The LASIK Procedure 

The LASIK eye surgery procedure itself is typically quick and painless. You’ll have your eye anaesthetised with topical eye drops to make the operation more comfortable. The ophthalmologist will instruct you to fixate on a target light overhead to keep your eye steady while the high-precision instruments do their work. 

The first step in a LASIK procedure is to create a flap of superficial corneal tissue. This flap remains attached to the eye rather than being removed entirely. The flap can be formed by using either a manual tool or a computer-guided femtosecond laser. After being gently lifted to the side, the excimer laser can then perform a process known as photoablation on the deeper corneal tissues. This is the process of vaporising calculated areas of the cornea in order to modify its shape. It’s the alteration in the curvature of the cornea that makes laser eye surgery successful, as it changes the way that light focuses through the eye. 

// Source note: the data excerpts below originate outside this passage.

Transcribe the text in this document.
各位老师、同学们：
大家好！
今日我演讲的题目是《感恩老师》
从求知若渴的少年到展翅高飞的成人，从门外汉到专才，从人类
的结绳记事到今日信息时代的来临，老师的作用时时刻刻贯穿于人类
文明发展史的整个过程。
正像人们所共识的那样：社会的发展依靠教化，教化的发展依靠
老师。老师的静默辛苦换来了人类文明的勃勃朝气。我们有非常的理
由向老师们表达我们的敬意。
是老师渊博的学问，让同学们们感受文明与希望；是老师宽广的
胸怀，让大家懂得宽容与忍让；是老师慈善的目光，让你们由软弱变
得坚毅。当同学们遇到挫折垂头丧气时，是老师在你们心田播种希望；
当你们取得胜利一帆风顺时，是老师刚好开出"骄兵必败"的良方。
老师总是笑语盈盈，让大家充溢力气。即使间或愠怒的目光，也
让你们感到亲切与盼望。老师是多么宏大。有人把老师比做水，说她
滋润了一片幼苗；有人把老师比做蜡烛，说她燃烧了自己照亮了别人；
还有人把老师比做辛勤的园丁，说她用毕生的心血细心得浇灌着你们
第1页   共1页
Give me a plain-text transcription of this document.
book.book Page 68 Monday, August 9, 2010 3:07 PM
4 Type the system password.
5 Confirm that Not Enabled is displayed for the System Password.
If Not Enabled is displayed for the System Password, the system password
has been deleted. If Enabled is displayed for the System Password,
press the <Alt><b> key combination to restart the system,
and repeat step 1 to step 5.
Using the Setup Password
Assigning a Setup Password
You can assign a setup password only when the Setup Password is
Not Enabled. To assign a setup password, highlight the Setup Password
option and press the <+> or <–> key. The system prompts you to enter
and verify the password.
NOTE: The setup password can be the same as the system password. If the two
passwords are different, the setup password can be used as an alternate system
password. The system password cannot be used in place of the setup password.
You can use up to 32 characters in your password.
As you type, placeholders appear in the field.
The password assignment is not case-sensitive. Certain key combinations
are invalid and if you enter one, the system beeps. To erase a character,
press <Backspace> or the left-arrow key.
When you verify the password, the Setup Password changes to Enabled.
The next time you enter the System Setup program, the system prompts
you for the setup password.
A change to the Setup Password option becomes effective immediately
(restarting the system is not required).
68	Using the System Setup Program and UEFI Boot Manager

Once photoablation is complete, the corneal flap is then repositioned. Usually, stitches are unnecessary as the flap is designed to self-seal. You will then have a protective shield placed over your eyes and be given medicated eye drops to support their recovery and healing. 

Immediately after the procedure, many people are pleased to find their vision is already much improved without their glasses compared to prior to the operation. However, you should still expect your vision to stabilise and clear further over the following weeks. If at any point you feel increasing pain or decreasing vision, it’s important to contact your eye care professional immediately.

Note: Any surgical or invasive procedure carries risks. Before proceeding, you should seek a second opinion from an appropriately qualified health practitioner.